La respuesta del hombre pequeño lo dejó turbado por unos momentos. El asháninca pareció no percibirlo, pues siguió relatando que había estado con"los compañeros" cerca de dos años, entrenándose para la guerra en medio del monte; los domingos salían al pueblo para jugar el futbol, ir a la fiesta y comprar trago, coca y alimentos. - Eso si era vida, recordaba con la nostalgia tenue de los recuerdos; luego había conocido a una huancaína alejándose de "los compañeros", para regresar a su comunidad, construir su propia choza, sembrar la chacra y esperar la irremediable aparición de los años.

- Todavía me dan ganas de que "los tucos" regresen - finalizó el hombre pequeño.

Los demás del grupo rieron en coro – este loco tiene una FAL en su casa todavía – dijo uno de ellos.
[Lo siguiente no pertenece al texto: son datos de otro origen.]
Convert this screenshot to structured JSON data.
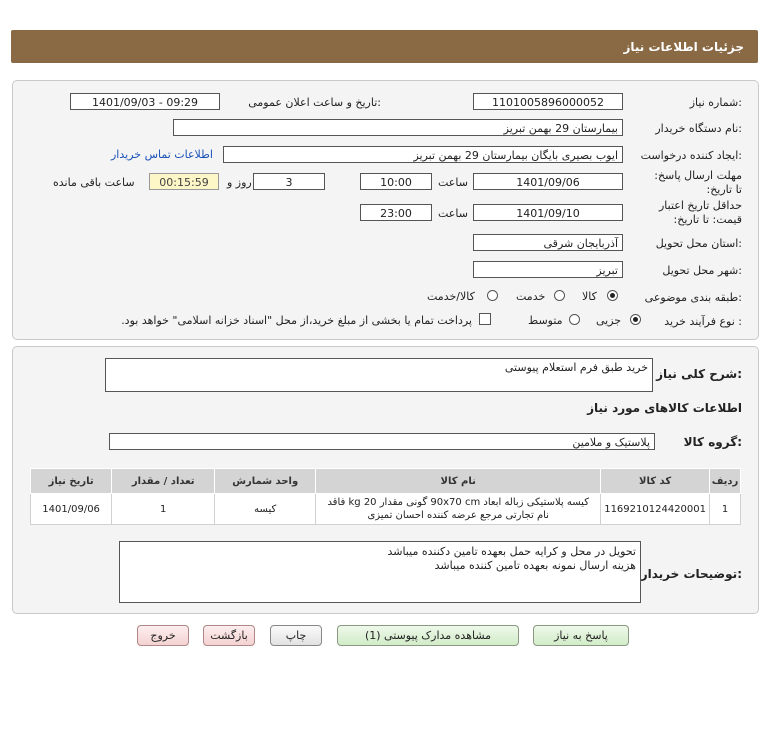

Narciso apenas balbuceó algo; recordó aquellos años que "los tucos" habían llegado a Villa Dorada y volvió a sentir el atronador ruido que anunciaba que los helicópteros del Ejército habían llegado para vomitar fuego, lanzar bombas a diestra y siniestra, caiga donde caiga e incendiar las chacras y las casas con una espuma blanca que luego empezaba a arder. Recordó que recogía las semillas del inmenso arbol del huayruro cuando escuchó la balacera en el pueblo. Recordó como escapó, en medio de la noche con su madre, en completo silencio, sin linternas, sin velas, sin más propiedad que la ropa que llevaban puesta, caminando toda la noche por el bosque hasta arribar por la madrugada a la serpenteante carretera que llevaba hacia La Merced. Fue la vez que la desesperanza apareció en su vida, sin saber nada de sus hermanos secuestrados, que luego lograron escapar por los montes o las interminables horas que caminó por aquella carretera sórdida, escondiéndose cada vez que creían cerca el peligro. Recordó e silencio de las lágrimas de su madre, que dejaba atrás su casa, sus plantíos cultivados por años y su andar sonámbulo sin poder creer aun que pasaba. Volvió a sentir el abrazo eterno que le dio su padre, cuando lo volvió a ver una semana después, con el rostro desencajado, lleno de arrugas y canas que habían germinado en el trance del escape.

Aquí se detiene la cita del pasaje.